Wir wollen in dieser neuen Folge endlich mal ein bisschen träumen, und natürlich auch realistisch prüfen: Wäre es machbar, dass alle weniger arbeiten? Denn das ist ja fast schon der Zeitgeist: Ein Termin jagt den nächsten und Freizeit, auch Freunde, müssen hinten anstehen. Außerdem ist Arbeit noch sehr ungleich und ungerecht verteilt. Viele Menschen arbeiten sehr viel mehr als andere - dafür aber schlechter bezahlt. Da hilft auch die Sinnhaftigkeit ihrer Arbeit nicht.
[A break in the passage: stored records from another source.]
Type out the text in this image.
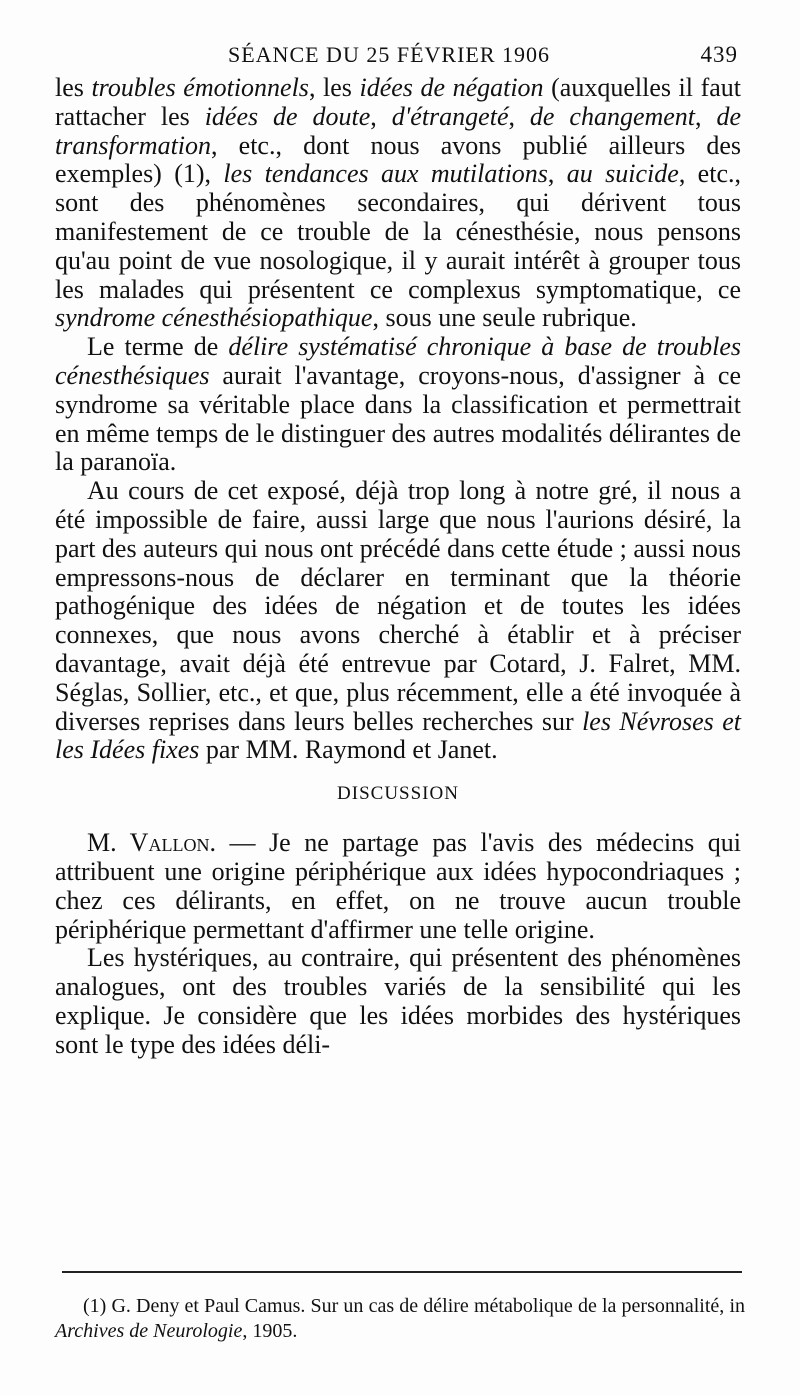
SÉANCE DU 25 FÉVRIER 1906	439

les troubles émotionnels, les idées de négation (auxquelles il faut rattacher les idées de doute, d'étrangeté, de changement, de transformation, etc., dont nous avons publié ailleurs des exemples) (1), les tendances aux mutilations, au suicide, etc., sont des phénomènes secondaires, qui dérivent tous manifestement de ce trouble de la cénesthésie, nous pensons qu'au point de vue nosologique, il y aurait intérêt à grouper tous les malades qui présentent ce complexus symptomatique, ce syndrome cénesthésiopathique, sous une seule rubrique.

Le terme de délire systématisé chronique à base de troubles cénesthésiques aurait l'avantage, croyons-nous, d'assigner à ce syndrome sa véritable place dans la classification et permettrait en même temps de le distinguer des autres modalités délirantes de la paranoïa.

Au cours de cet exposé, déjà trop long à notre gré, il nous a été impossible de faire, aussi large que nous l'aurions désiré, la part des auteurs qui nous ont précédé dans cette étude ; aussi nous empressons-nous de déclarer en terminant que la théorie pathogénique des idées de négation et de toutes les idées connexes, que nous avons cherché à établir et à préciser davantage, avait déjà été entrevue par Cotard, J. Falret, MM. Séglas, Sollier, etc., et que, plus récemment, elle a été invoquée à diverses reprises dans leurs belles recherches sur les Névroses et les Idées fixes par MM. Raymond et Janet.

DISCUSSION

M. Vallon. — Je ne partage pas l'avis des médecins qui attribuent une origine périphérique aux idées hypocondriaques ; chez ces délirants, en effet, on ne trouve aucun trouble périphérique permettant d'affirmer une telle origine.

Les hystériques, au contraire, qui présentent des phénomènes analogues, ont des troubles variés de la sensibilité qui les explique. Je considère que les idées morbides des hystériques sont le type des idées déli-

(1) G. Deny et Paul Camus. Sur un cas de délire métabolique de la personnalité, in Archives de Neurologie, 1905.
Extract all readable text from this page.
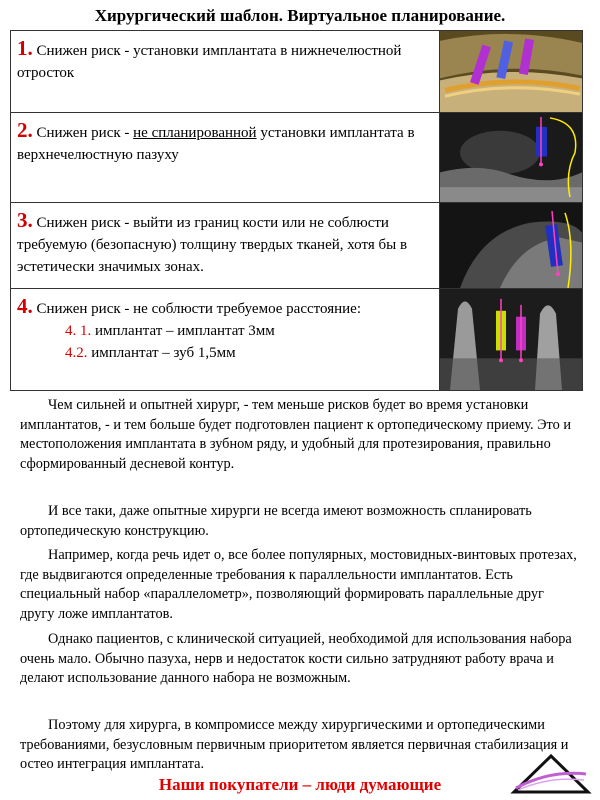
Хирургический шаблон. Виртуальное планирование.
1. Снижен риск - установки имплантата в нижнечелюстной отросток	

2. Снижен риск - не спланированной установки имплантата в верхнечелюстную пазуху	

3. Снижен риск - выйти из границ кости или не соблюсти требуемую (безопасную) толщину твердых тканей, хотя бы в эстетически значимых зонах.	

4. Снижен риск - не соблюсти требуемое расстояние:
4. 1. имплантат – имплантат 3мм
4.2. имплантат – зуб 1,5мм

Чем сильней и опытней хирург, - тем меньше рисков будет во время установки имплантатов, - и тем больше будет подготовлен пациент к ортопедическому приему. Это и местоположения имплантата в зубном ряду, и удобный для протезирования, правильно сформированный десневой контур.

И все таки, даже опытные хирурги не всегда имеют возможность спланировать ортопедическую конструкцию.

Например, когда речь идет о, все более популярных, мостовидных-винтовых протезах, где выдвигаются определенные требования к параллельности имплантатов. Есть специальный набор «параллелометр», позволяющий формировать параллельные друг другу ложе имплантатов.

Однако пациентов, с клинической ситуацией, необходимой для использования набора очень мало. Обычно пазуха, нерв и недостаток кости сильно затрудняют работу врача и делают использование данного набора не возможным.

Поэтому для хирурга, в компромиссе между хирургическими и ортопедическими требованиями, безусловным первичным приоритетом является первичная стабилизация и остео интеграция имплантата.

Наши покупатели – люди думающие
Dass diese Arbeits- und Zeitkultur in den westlichen Industriestaaten nicht alternativlos ist, zeigt die Journalistin Teresa Bücker in ihrem neuen Buch "Alle Zeit". Damit ist sie nicht die Erste. Auch die Soziologin Frigga Haug hat schon mit ihrer sogenannten 4-in-1-Perspektive für eine Neubewertung und Neugestaltung von Arbeit plädiert. Wenn es nach ihr ginge, gäbe es vier Arten von Arbeit. Die klassische Erwerbsarbeit ist nur ein Teil davon und füllt den Tag nicht mehr als vier Stunden aus.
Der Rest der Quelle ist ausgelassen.